Söyleşinin birinci bölümü için tıklayınız
Zelal Özgökçe'yle yaptığım söyleşinin ikinci bölümü şöyle:
Sana verilen pasaporta “Türkiye hariç her yere gidebilir” yazmaları “ülkene gidersen seni koruyamayız” demek mi? Sığındığın yabancı bir ülke seni, doğduğun, büyüdüğün, köklerinin bulunduğu ve bir şekilde ait olduğun topraklardan, insanlardan gelebilecek tehlikelerden korumaya çalışıyor… Bir çocuğu, ailesinden korumak zorunda olmak ile aynı. Çok yaşanıyor ama yine de çok sarsıcı geliyor bu bana.

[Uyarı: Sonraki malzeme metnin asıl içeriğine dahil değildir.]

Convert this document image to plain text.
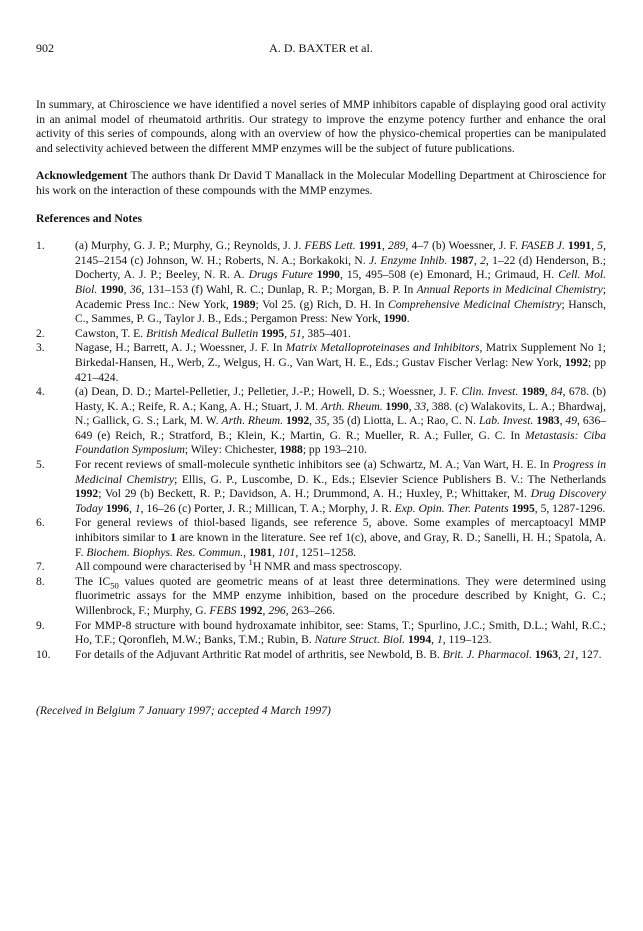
902	A. D. BAXTER et al.

In summary, at Chiroscience we have identified a novel series of MMP inhibitors capable of displaying good oral activity in an animal model of rheumatoid arthritis. Our strategy to improve the enzyme potency further and enhance the oral activity of this series of compounds, along with an overview of how the physico-chemical properties can be manipulated and selectivity achieved between the different MMP enzymes will be the subject of future publications.

Acknowledgement The authors thank Dr David T Manallack in the Molecular Modelling Department at Chiroscience for his work on the interaction of these compounds with the MMP enzymes.

References and Notes
1.	(a) Murphy, G. J. P.; Murphy, G.; Reynolds, J. J. FEBS Lett. 1991, 289, 4–7 (b) Woessner, J. F. FASEB J. 1991, 5, 2145–2154 (c) Johnson, W. H.; Roberts, N. A.; Borkakoki, N. J. Enzyme Inhib. 1987, 2, 1–22 (d) Henderson, B.; Docherty, A. J. P.; Beeley, N. R. A. Drugs Future 1990, 15, 495–508 (e) Emonard, H.; Grimaud, H. Cell. Mol. Biol. 1990, 36, 131–153 (f) Wahl, R. C.; Dunlap, R. P.; Morgan, B. P. In Annual Reports in Medicinal Chemistry; Academic Press Inc.: New York, 1989; Vol 25. (g) Rich, D. H. In Comprehensive Medicinal Chemistry; Hansch, C., Sammes, P. G., Taylor J. B., Eds.; Pergamon Press: New York, 1990.
2.	Cawston, T. E. British Medical Bulletin 1995, 51, 385–401.
3.	Nagase, H.; Barrett, A. J.; Woessner, J. F. In Matrix Metalloproteinases and Inhibitors, Matrix Supplement No 1; Birkedal-Hansen, H., Werb, Z., Welgus, H. G., Van Wart, H. E., Eds.; Gustav Fischer Verlag: New York, 1992; pp 421–424.
4.	(a) Dean, D. D.; Martel-Pelletier, J.; Pelletier, J.-P.; Howell, D. S.; Woessner, J. F. Clin. Invest. 1989, 84, 678. (b) Hasty, K. A.; Reife, R. A.; Kang, A. H.; Stuart, J. M. Arth. Rheum. 1990, 33, 388. (c) Walakovits, L. A.; Bhardwaj, N.; Gallick, G. S.; Lark, M. W. Arth. Rheum. 1992, 35, 35 (d) Liotta, L. A.; Rao, C. N. Lab. Invest. 1983, 49, 636–649 (e) Reich, R.; Stratford, B.; Klein, K.; Martin, G. R.; Mueller, R. A.; Fuller, G. C. In Metastasis: Ciba Foundation Symposium; Wiley: Chichester, 1988; pp 193–210.
5.	For recent reviews of small-molecule synthetic inhibitors see (a) Schwartz, M. A.; Van Wart, H. E. In Progress in Medicinal Chemistry; Ellis, G. P., Luscombe, D. K., Eds.; Elsevier Science Publishers B. V.: The Netherlands 1992; Vol 29 (b) Beckett, R. P.; Davidson, A. H.; Drummond, A. H.; Huxley, P.; Whittaker, M. Drug Discovery Today 1996, 1, 16–26 (c) Porter, J. R.; Millican, T. A.; Morphy, J. R. Exp. Opin. Ther. Patents 1995, 5, 1287-1296.
6.	For general reviews of thiol-based ligands, see reference 5, above. Some examples of mercaptoacyl MMP inhibitors similar to 1 are known in the literature. See ref 1(c), above, and Gray, R. D.; Sanelli, H. H.; Spatola, A. F. Biochem. Biophys. Res. Commun., 1981, 101, 1251–1258.
7.	All compound were characterised by $^1$H NMR and mass spectroscopy.
8.	The $IC_{50}$ values quoted are geometric means of at least three determinations. They were determined using fluorimetric assays for the MMP enzyme inhibition, based on the procedure described by Knight, G. C.; Willenbrock, F.; Murphy, G. FEBS 1992, 296, 263–266.
9.	For MMP-8 structure with bound hydroxamate inhibitor, see: Stams, T.; Spurlino, J.C.; Smith, D.L.; Wahl, R.C.; Ho, T.F.; Qoronfleh, M.W.; Banks, T.M.; Rubin, B. Nature Struct. Biol. 1994, 1, 119–123.
10.	For details of the Adjuvant Arthritic Rat model of arthritis, see Newbold, B. B. Brit. J. Pharmacol. 1963, 21, 127.

(Received in Belgium 7 January 1997; accepted 4 March 1997)
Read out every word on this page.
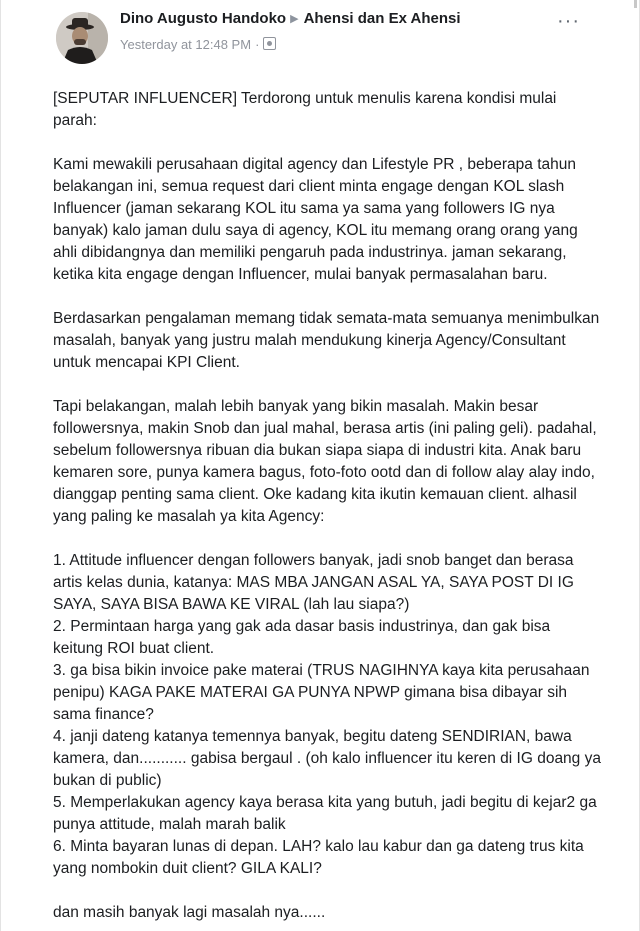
Dino Augusto Handoko ▶ Ahensi dan Ex Ahensi
Yesterday at 12:48 PM ·
···

[SEPUTAR INFLUENCER] Terdorong untuk menulis karena kondisi mulai parah:

Kami mewakili perusahaan digital agency dan Lifestyle PR , beberapa tahun belakangan ini, semua request dari client minta engage dengan KOL slash Influencer (jaman sekarang KOL itu sama ya sama yang followers IG nya banyak) kalo jaman dulu saya di agency, KOL itu memang orang orang yang ahli dibidangnya dan memiliki pengaruh pada industrinya. jaman sekarang, ketika kita engage dengan Influencer, mulai banyak permasalahan baru.

Berdasarkan pengalaman memang tidak semata-mata semuanya menimbulkan masalah, banyak yang justru malah mendukung kinerja Agency/Consultant untuk mencapai KPI Client.

Tapi belakangan, malah lebih banyak yang bikin masalah. Makin besar followersnya, makin Snob dan jual mahal, berasa artis (ini paling geli). padahal, sebelum followersnya ribuan dia bukan siapa siapa di industri kita. Anak baru kemaren sore, punya kamera bagus, foto-foto ootd dan di follow alay alay indo, dianggap penting sama client. Oke kadang kita ikutin kemauan client. alhasil yang paling ke masalah ya kita Agency:

1. Attitude influencer dengan followers banyak, jadi snob banget dan berasa artis kelas dunia, katanya: MAS MBA JANGAN ASAL YA, SAYA POST DI IG SAYA, SAYA BISA BAWA KE VIRAL (lah lau siapa?)
2. Permintaan harga yang gak ada dasar basis industrinya, dan gak bisa keitung ROI buat client.
3. ga bisa bikin invoice pake materai (TRUS NAGIHNYA kaya kita perusahaan penipu) KAGA PAKE MATERAI GA PUNYA NPWP gimana bisa dibayar sih sama finance?
4. janji dateng katanya temennya banyak, begitu dateng SENDIRIAN, bawa kamera, dan........... gabisa bergaul . (oh kalo influencer itu keren di IG doang ya bukan di public)
5. Memperlakukan agency kaya berasa kita yang butuh, jadi begitu di kejar2 ga punya attitude, malah marah balik
6. Minta bayaran lunas di depan. LAH? kalo lau kabur dan ga dateng trus kita yang nombokin duit client? GILA KALI?

dan masih banyak lagi masalah nya......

İltica talebi uluslararası koruma talebidir sonuçta, tehlikede olduğun ülkeye karşı. Acı elbette; seni sen yapan ama ‘olduğun’ gibi yaşamak istediğinde de seni -haklarını, bağımsızlığını, geleceğini- tehdit eden bir ülken olması.
Ama İsveç ile bağımı çok çabuk kurdum. Her ülke gibi eleştirilecek yanları olsa da Türkiye ile kıyaslandığında demokrasisi çok ileride. Kendimi burada yabancı/mülteci gibi hissetmiyorum. Dünyadaki ‘sınırları’ yadsıyan biri olarak kendimi hep dünya vatandaşı olarak gördüm. Burada da öyle hissediyorum. Belki birkaç sene sonra sana Küba’dan ya da Meksika’dan yazacağım ve oraları anlatacağım… Kafamı ‘ulus, vatan, millet, vatandaşlık’ gibi konularla meşgul etmiyorum. Hiç etmedim.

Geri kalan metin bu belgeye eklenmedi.